No mother likes to see her child grow up. Mine certainly doesn’t. What troubles her more is that she doesn’t understand why I turned out this way. Why I found a different kind of trouble than my brothers ever did. Why I chose to shape my own path in America. Why I picked up guns and motorcycles after being a textbook nerd all my life with chunky glasses, always too shy to talk to girls, always too hesitant to talk to anyone.
Don’t worry, ammu. I’m as confused as you are.
The light turns green. I step out of my reverie and shift to second gear. The road beyond is too slow for first and too dangerous for third. I coast somewhere in between, the clutch sliding under my left hand. As per ritual, I lean into the corners of Lexington’s curvy roads and finally reach my destination: a small parking spot right across Woods Creek.

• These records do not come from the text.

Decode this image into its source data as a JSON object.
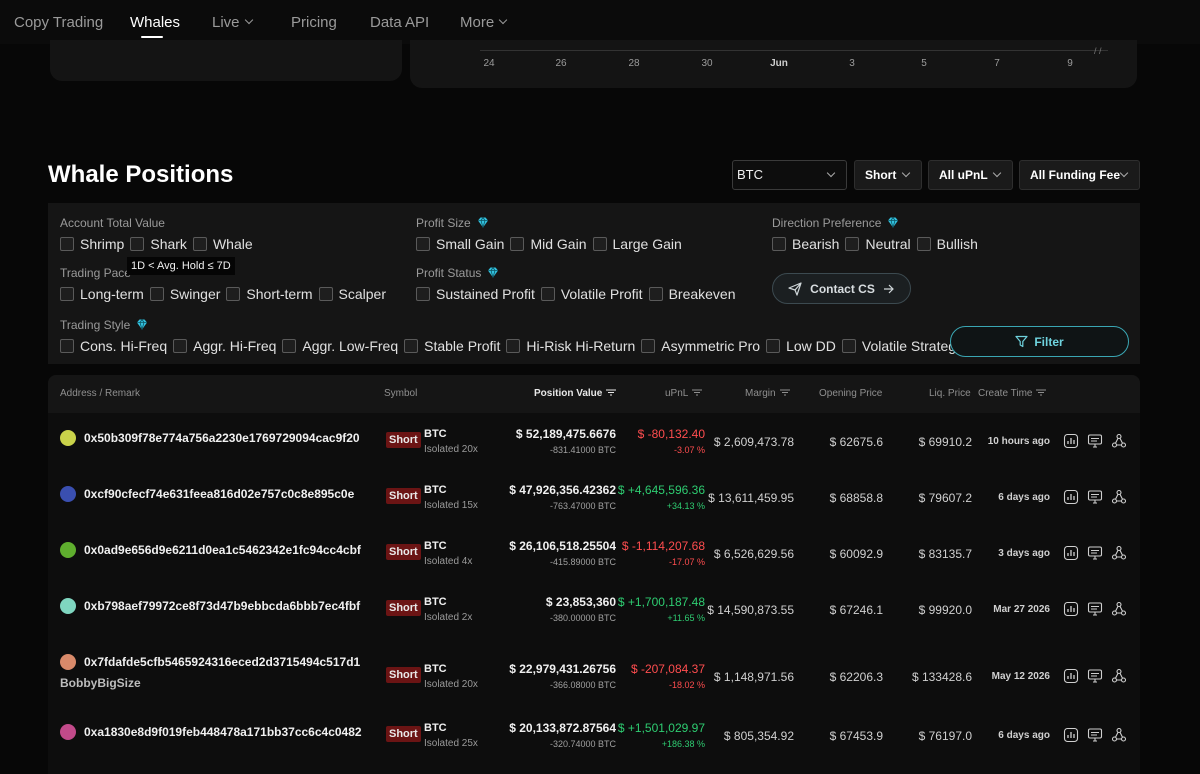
{
  "nav": {
    "items": [
      {
        "label": "Copy Trading",
        "dropdown": false
      },
      {
        "label": "Whales",
        "dropdown": false,
        "active": true
      },
      {
        "label": "Live",
        "dropdown": true
      },
      {
        "label": "Pricing",
        "dropdown": false
      },
      {
        "label": "Data API",
        "dropdown": false
      },
      {
        "label": "More",
        "dropdown": true
      }
    ]
  },
  "chart": {
    "x_ticks": [
      "24",
      "26",
      "28",
      "30",
      "Jun",
      "3",
      "5",
      "7",
      "9"
    ]
  },
  "header": {
    "title": "Whale Positions",
    "symbol_select": "BTC",
    "direction_select": "Short",
    "upnl_select": "All uPnL",
    "funding_select": "All Funding Fee"
  },
  "filters": {
    "account_total_value": {
      "title": "Account Total Value",
      "options": [
        "Shrimp",
        "Shark",
        "Whale"
      ]
    },
    "trading_pace": {
      "title": "Trading Pace",
      "options": [
        "Long-term",
        "Swinger",
        "Short-term",
        "Scalper"
      ]
    },
    "trading_style": {
      "title": "Trading Style",
      "options": [
        "Cons. Hi-Freq",
        "Aggr. Hi-Freq",
        "Aggr. Low-Freq",
        "Stable Profit",
        "Hi-Risk Hi-Return",
        "Asymmetric Pro",
        "Low DD",
        "Volatile Strategy"
      ]
    },
    "profit_size": {
      "title": "Profit Size",
      "options": [
        "Small Gain",
        "Mid Gain",
        "Large Gain"
      ]
    },
    "profit_status": {
      "title": "Profit Status",
      "options": [
        "Sustained Profit",
        "Volatile Profit",
        "Breakeven"
      ]
    },
    "direction_preference": {
      "title": "Direction Preference",
      "options": [
        "Bearish",
        "Neutral",
        "Bullish"
      ]
    },
    "tooltip": "1D < Avg. Hold ≤ 7D",
    "contact_label": "Contact CS",
    "filter_label": "Filter"
  },
  "table": {
    "columns": [
      "Address / Remark",
      "Symbol",
      "Position Value",
      "uPnL",
      "Margin",
      "Opening Price",
      "Liq. Price",
      "Create Time"
    ],
    "rows": [
      {
        "address": "0x50b309f78e774a756a2230e1769729094cac9f20",
        "remark": "",
        "side": "Short",
        "symbol": "BTC",
        "leverage": "Isolated 20x",
        "position_value": "$ 52,189,475.6676",
        "position_qty": "-831.41000 BTC",
        "upnl": "$ -80,132.40",
        "upnl_pct": "-3.07 %",
        "upnl_positive": false,
        "margin": "$ 2,609,473.78",
        "opening_price": "$ 62675.6",
        "liq_price": "$ 69910.2",
        "create_time": "10 hours ago",
        "avatar_color": "#c9d24a"
      },
      {
        "address": "0xcf90cfecf74e631feea816d02e757c0c8e895c0e",
        "remark": "",
        "side": "Short",
        "symbol": "BTC",
        "leverage": "Isolated 15x",
        "position_value": "$ 47,926,356.42362",
        "position_qty": "-763.47000 BTC",
        "upnl": "$ +4,645,596.36",
        "upnl_pct": "+34.13 %",
        "upnl_positive": true,
        "margin": "$ 13,611,459.95",
        "opening_price": "$ 68858.8",
        "liq_price": "$ 79607.2",
        "create_time": "6 days ago",
        "avatar_color": "#3a4fb0"
      },
      {
        "address": "0x0ad9e656d9e6211d0ea1c5462342e1fc94cc4cbf",
        "remark": "",
        "side": "Short",
        "symbol": "BTC",
        "leverage": "Isolated 4x",
        "position_value": "$ 26,106,518.25504",
        "position_qty": "-415.89000 BTC",
        "upnl": "$ -1,114,207.68",
        "upnl_pct": "-17.07 %",
        "upnl_positive": false,
        "margin": "$ 6,526,629.56",
        "opening_price": "$ 60092.9",
        "liq_price": "$ 83135.7",
        "create_time": "3 days ago",
        "avatar_color": "#5fae2e"
      },
      {
        "address": "0xb798aef79972ce8f73d47b9ebbcda6bbb7ec4fbf",
        "remark": "",
        "side": "Short",
        "symbol": "BTC",
        "leverage": "Isolated 2x",
        "position_value": "$ 23,853,360",
        "position_qty": "-380.00000 BTC",
        "upnl": "$ +1,700,187.48",
        "upnl_pct": "+11.65 %",
        "upnl_positive": true,
        "margin": "$ 14,590,873.55",
        "opening_price": "$ 67246.1",
        "liq_price": "$ 99920.0",
        "create_time": "Mar 27 2026",
        "avatar_color": "#7fd6c0"
      },
      {
        "address": "0x7fdafde5cfb5465924316eced2d3715494c517d1",
        "remark": "BobbyBigSize",
        "side": "Short",
        "symbol": "BTC",
        "leverage": "Isolated 20x",
        "position_value": "$ 22,979,431.26756",
        "position_qty": "-366.08000 BTC",
        "upnl": "$ -207,084.37",
        "upnl_pct": "-18.02 %",
        "upnl_positive": false,
        "margin": "$ 1,148,971.56",
        "opening_price": "$ 62206.3",
        "liq_price": "$ 133428.6",
        "create_time": "May 12 2026",
        "avatar_color": "#d98a6a"
      },
      {
        "address": "0xa1830e8d9f019feb448478a171bb37cc6c4c0482",
        "remark": "",
        "side": "Short",
        "symbol": "BTC",
        "leverage": "Isolated 25x",
        "position_value": "$ 20,133,872.87564",
        "position_qty": "-320.74000 BTC",
        "upnl": "$ +1,501,029.97",
        "upnl_pct": "+186.38 %",
        "upnl_positive": true,
        "margin": "$ 805,354.92",
        "opening_price": "$ 67453.9",
        "liq_price": "$ 76197.0",
        "create_time": "6 days ago",
        "avatar_color": "#c24a8a"
      }
    ]
  },
  "colors": {
    "accent": "#3aa6b3",
    "short_badge": "#6b1414",
    "negative": "#ff4d4f",
    "positive": "#2ecc71",
    "gem": "#33c3e0"
  },
  "icons": {
    "gem": "diamond-icon",
    "send": "send-icon",
    "arrow": "arrow-right-icon",
    "filter": "filter-icon",
    "row_actions": [
      "chart-icon",
      "monitor-icon",
      "share-icon"
    ]
  }
}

I don’t like parking at the deck—too many people, too many eyes, not enough greenery. As per habit, I put the side stand down, kill the engine, feel my heart rate settle, and take quiet pride in making it here again, unscathed.
I look for her.
Nothing can make a man move mountains within himself if not a woman. After five hundred miles, five near-death accidents, and a burnt right leg, I realised one Saturday morning why I changed this summer. Why I went from a socially isolated, science-crazy recluse to someone who wanted to be perceived. It was a girl with a smile—a smile that never seemed foreign to me. I speak five languages, but I couldn’t find a single word to tell her how I felt. My fear, my shyness, and my Bengali heart kept it all to itself.
I crave a cigarette. Then I crave coffee. She doesn’t drink coffee, and I like mine black.
Now, with my bike parked on its side stand and the travesty of my life parked on a standstill, I start another day in the small microcosm of Lexington. Afresh, anew, born again from throttle therapy. Until tomorrow, when I’ll do it all over again.
I don’t try anymore—to believe, to belong, to arrive. I just ride.